Welcome to the Group 002 repository for the WaiPRACTICE June 2024 cohort. This project, developed as part of the Women in AI GenAI WAIPractice 2024 initiative, features a study tool tentatively named Study_Pal_Geo. This tool is designed to be an effective study aid for a specific exam.
StudyPalGeo is a study tool developed using a Retrieval Augmented Generation (RAG) Framework with Large Language Models (LLMs). This tool is designed to support students in their revision and exam preparation by providing reliable and level-appropriate explanations for various topics. It reduces the time spent searching for information and ensures that the generated answers are both accurate and relevant to the exam level.

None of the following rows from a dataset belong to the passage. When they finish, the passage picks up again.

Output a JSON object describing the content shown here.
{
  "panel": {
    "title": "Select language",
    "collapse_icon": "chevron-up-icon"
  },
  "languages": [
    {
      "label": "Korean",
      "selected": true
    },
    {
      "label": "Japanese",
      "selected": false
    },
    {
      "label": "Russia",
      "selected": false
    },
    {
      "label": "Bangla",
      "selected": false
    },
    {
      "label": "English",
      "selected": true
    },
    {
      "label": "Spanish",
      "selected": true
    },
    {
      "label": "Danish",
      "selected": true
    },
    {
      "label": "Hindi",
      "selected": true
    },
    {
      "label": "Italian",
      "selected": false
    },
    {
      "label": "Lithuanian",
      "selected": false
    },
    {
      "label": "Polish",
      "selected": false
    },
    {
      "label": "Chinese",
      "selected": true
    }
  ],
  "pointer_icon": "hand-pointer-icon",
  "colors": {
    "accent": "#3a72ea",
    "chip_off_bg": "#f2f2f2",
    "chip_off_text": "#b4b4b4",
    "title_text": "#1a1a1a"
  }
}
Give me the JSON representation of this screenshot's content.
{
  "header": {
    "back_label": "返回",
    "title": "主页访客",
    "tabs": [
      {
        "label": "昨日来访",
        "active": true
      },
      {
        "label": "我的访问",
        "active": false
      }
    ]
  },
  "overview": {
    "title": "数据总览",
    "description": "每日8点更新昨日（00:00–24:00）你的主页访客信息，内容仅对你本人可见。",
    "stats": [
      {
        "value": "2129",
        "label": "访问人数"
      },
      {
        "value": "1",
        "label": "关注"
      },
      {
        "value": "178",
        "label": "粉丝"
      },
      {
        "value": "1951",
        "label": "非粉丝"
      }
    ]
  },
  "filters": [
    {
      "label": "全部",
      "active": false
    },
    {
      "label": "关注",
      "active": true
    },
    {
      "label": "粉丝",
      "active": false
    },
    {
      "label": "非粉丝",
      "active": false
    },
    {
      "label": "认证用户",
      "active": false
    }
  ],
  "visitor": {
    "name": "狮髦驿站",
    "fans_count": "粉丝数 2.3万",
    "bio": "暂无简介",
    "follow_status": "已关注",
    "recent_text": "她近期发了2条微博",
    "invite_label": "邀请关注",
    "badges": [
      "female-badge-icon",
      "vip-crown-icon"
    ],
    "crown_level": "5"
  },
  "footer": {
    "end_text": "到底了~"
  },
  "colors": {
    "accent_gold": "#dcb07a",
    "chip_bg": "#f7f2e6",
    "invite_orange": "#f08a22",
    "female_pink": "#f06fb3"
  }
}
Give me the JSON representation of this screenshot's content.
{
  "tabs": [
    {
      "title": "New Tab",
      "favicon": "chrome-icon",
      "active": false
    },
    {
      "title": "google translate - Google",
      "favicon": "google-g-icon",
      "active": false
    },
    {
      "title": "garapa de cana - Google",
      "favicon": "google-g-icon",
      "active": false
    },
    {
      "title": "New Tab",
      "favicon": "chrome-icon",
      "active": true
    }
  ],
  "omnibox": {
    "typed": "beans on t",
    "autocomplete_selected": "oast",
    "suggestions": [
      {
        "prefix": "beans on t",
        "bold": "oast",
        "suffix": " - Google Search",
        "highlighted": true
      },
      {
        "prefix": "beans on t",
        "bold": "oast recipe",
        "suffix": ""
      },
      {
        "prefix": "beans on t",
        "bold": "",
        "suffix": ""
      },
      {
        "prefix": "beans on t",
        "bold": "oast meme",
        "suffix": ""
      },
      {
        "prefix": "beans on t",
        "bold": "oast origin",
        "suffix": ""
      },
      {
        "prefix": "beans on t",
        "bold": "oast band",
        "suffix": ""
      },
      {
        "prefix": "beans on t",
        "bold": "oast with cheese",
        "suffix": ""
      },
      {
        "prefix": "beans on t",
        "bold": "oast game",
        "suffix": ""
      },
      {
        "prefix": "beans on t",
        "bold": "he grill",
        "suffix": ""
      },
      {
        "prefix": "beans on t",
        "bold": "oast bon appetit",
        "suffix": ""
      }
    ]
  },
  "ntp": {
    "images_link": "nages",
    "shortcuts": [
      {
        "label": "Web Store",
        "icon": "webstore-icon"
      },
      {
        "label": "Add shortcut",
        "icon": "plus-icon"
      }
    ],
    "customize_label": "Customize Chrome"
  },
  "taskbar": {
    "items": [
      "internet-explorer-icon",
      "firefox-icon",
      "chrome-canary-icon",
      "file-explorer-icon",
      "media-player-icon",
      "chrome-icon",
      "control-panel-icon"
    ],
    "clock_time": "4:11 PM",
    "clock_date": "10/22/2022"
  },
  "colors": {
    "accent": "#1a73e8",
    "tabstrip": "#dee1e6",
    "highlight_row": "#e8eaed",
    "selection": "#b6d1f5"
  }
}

The rapid advancements in Generative AI have opened up opportunities to create tools that can greatly benefit academic and everyday life. We chose this project because LLMs allow us to build a helpful tool that can save students valuable time and reduce exam-related stress by ensuring the accuracy and relevance of the information provided.
This tool is particularly useful for exams like the GCSE, where students often encounter overly complex resources during their online searches. By focusing on providing information relevant to the specific exam level, our study tool aims to be a reliable aid in students' academic journeys.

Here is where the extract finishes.